Isaacman, Menon, Gillis e Poteet passarão cinco dias a bordo de uma cápsula SpaceX Crew Dragon que atingirá altitudes mais altas do que qualquer ser humano alcançou desde o fim do programa Apollo da Nasa, na década de 1970. Sua órbita se estenderá o suficiente para mergulhar a nave e a tripulação em um cinturão de radiação, adicionando um elemento extra de perigo à já arriscada experiência do voo espacial.

Essa tripulação de cidadãos privados também abrirá a escotilha de sua espaçonave e se exporá ao vácuo do espaço, marcando a primeira vez que tal façanha é realizada por astronautas não governamentais. Durante essa atividade, os astronautas serão protegidos apenas por trajes de atividade extraveicular (EVA) completamente novos, que a SpaceX projetou e desenvolveu em apenas dois anos e meio.
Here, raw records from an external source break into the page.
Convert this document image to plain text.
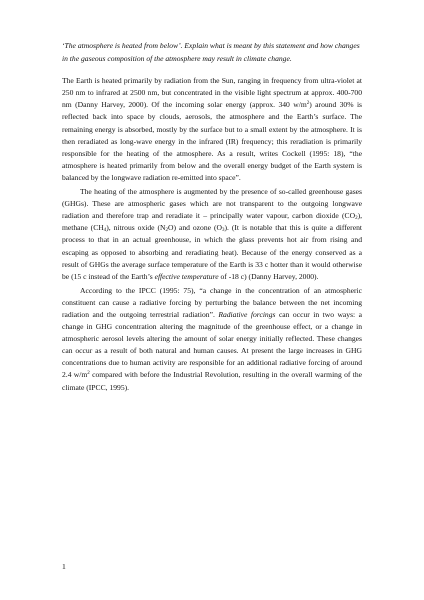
‘The atmosphere is heated from below’. Explain what is meant by this statement and how changes in the gaseous composition of the atmosphere may result in climate change.

The Earth is heated primarily by radiation from the Sun, ranging in frequency from ultra-violet at 250 nm to infrared at 2500 nm, but concentrated in the visible light spectrum at approx. 400-700 nm (Danny Harvey, 2000). Of the incoming solar energy (approx. 340 $w/m^2$) around 30% is reflected back into space by clouds, aerosols, the atmosphere and the Earth’s surface. The remaining energy is absorbed, mostly by the surface but to a small extent by the atmosphere. It is then reradiated as long-wave energy in the infrared (IR) frequency; this reradiation is primarily responsible for the heating of the atmosphere. As a result, writes Cockell (1995: 18), “the atmosphere is heated primarily from below and the overall energy budget of the Earth system is balanced by the longwave radiation re-emitted into space”.

The heating of the atmosphere is augmented by the presence of so-called greenhouse gases (GHGs). These are atmospheric gases which are not transparent to the outgoing longwave radiation and therefore trap and reradiate it – principally water vapour, carbon dioxide $(CO_2)$, methane $(CH_4)$, nitrous oxide $(N_2O)$ and ozone $(O_3)$. (It is notable that this is quite a different process to that in an actual greenhouse, in which the glass prevents hot air from rising and escaping as opposed to absorbing and reradiating heat). Because of the energy conserved as a result of GHGs the average surface temperature of the Earth is 33 c hotter than it would otherwise be (15 c instead of the Earth’s effective temperature of -18 c) (Danny Harvey, 2000).

According to the IPCC (1995: 75), “a change in the concentration of an atmospheric constituent can cause a radiative forcing by perturbing the balance between the net incoming radiation and the outgoing terrestrial radiation”. Radiative forcings can occur in two ways: a change in GHG concentration altering the magnitude of the greenhouse effect, or a change in atmospheric aerosol levels altering the amount of solar energy initially reflected. These changes can occur as a result of both natural and human causes. At present the large increases in GHG concentrations due to human activity are responsible for an additional radiative forcing of around 2.4 $w/m^2$ compared with before the Industrial Revolution, resulting in the overall warming of the climate (IPCC, 1995).

1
Com a Polaris Dawn, Isaacman — fundador da empresa de serviços de pagamento Shift4 e piloto de jatos que sonhou vida inteira em viajar para o espaço — deixa claro que não está apenas interessado em replicar o que os astronautas profissionais já experimentaram. Ele busca avançar a tecnologia espacial, ajudando a financiar o desenvolvimento de novos equipamentos e, pessoalmente, se expondo aos riscos de testar essa tecnologia onde mais importa: no implacável vazio do espaço sideral.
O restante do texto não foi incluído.